Winston Churchill said, “The longer you look back, the farther you can look forward.” This is true only if you comprehend what you are looking back on. Take the Great Recession, for example, which is not far back at all, and yet judging by the financial behavior of some, seems to be in the distant and forgotten past.
Have we taken inventory of it? Have we learned enduring lessons, especially ones we can pass on to our children in order to ensure that they avoid the consequence and sting of the same lessons?
I can think of one: People quickly forget that investing and speculating are not the same thing. It’s not a new lesson, but one we often learn through bitter experience instead of sweet avoidance.
In Charles Dickens’ third novel, "Nicholas Nickleby," the father of the Nickleby family, beset with the expenses of a growing family, “looked about him for the means of repairing his capital.” And then he looked to his wife for advice:
“Speculate with it," said Mrs. Nickleby.
"Spec-u-late, my dear?" said Mr. Nickleby, as though in doubt.
"Why not?" asked Mrs. Nickleby.
"Because, my dear, if we SHOULD lose it," rejoined Mr. Nickleby, who was a slow and time-taking speaker, "if we SHOULD lose it, we shall no longer be able to live, my dear."
"Fiddle," said Mrs. Nickleby.
In the end, Mr. Nickleby bet the farm. As Dickens explains:
“Speculation is a round game; the players see little or nothing of their cards at first starting; gains MAY be great — and so may losses. The run of luck went against Mr. Nickleby. A mania prevailed, a bubble burst, four stockbrokers took villa residences at Florence, four hundred nobodies were ruined, and among them, Mr. Nickleby."
I wish those words — “A mania prevailed, a bubble burst four hundred nobodies were ruined” — could be etched in stone as a superscription above the thresholds of our homes. “Ever learning, and never able to come to a knowledge of the truth” is the phrase that keeps sounding. Is it the love of money that is responsible for successive rounds of irrational exuberance? I suppose it is.

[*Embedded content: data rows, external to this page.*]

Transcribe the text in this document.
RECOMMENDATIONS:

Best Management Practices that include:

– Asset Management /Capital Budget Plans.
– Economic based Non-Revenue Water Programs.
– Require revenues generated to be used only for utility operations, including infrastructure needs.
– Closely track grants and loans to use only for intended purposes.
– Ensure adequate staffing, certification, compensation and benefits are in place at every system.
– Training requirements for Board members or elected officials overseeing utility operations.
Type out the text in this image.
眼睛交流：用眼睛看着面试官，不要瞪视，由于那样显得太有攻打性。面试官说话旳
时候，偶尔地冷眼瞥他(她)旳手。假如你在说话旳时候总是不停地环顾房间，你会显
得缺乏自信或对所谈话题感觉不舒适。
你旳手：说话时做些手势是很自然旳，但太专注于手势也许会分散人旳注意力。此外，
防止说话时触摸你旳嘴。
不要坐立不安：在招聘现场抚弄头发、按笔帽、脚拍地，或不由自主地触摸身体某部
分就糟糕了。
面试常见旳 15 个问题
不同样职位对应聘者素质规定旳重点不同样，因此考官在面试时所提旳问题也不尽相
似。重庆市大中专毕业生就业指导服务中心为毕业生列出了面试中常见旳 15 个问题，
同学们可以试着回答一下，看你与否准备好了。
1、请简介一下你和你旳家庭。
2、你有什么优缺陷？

How do we pass on life’s financial lessons? First, we have to learn them ourselves. Mr. Nickleby passed through the experience, but it was too late to reverse the consequences, which his family was left to bear upon his sudden death. Dickens knew all too well about the corrosive and destructive effects of speculation and debt. His own father went to debt prison and the family joined the ranks of the anonymous poor.
The abiding lesson here is to accept the premise that investing is a discipline not a game. It requires analysis, logic and the placing of a measured bet based on calculated risk. People forget this truth in every generation.
An outstanding example of this is Facebook and its recent initial public offering. The company generates nearly $4 billion in annual revenues from advertising. At the time of the IPO, the company was valued at almost 100 times current earnings. I ask you: On what basis can the company be valued to the stratosphere? On the basis that somehow Zuckerberg and his team will find new ways to leverage the platform’s near billion-person user base to find new revenue streams? That is precisely the heroic assumption being made. But we really don’t know how or where those billions in yet unrealized revenue will appear. Do we?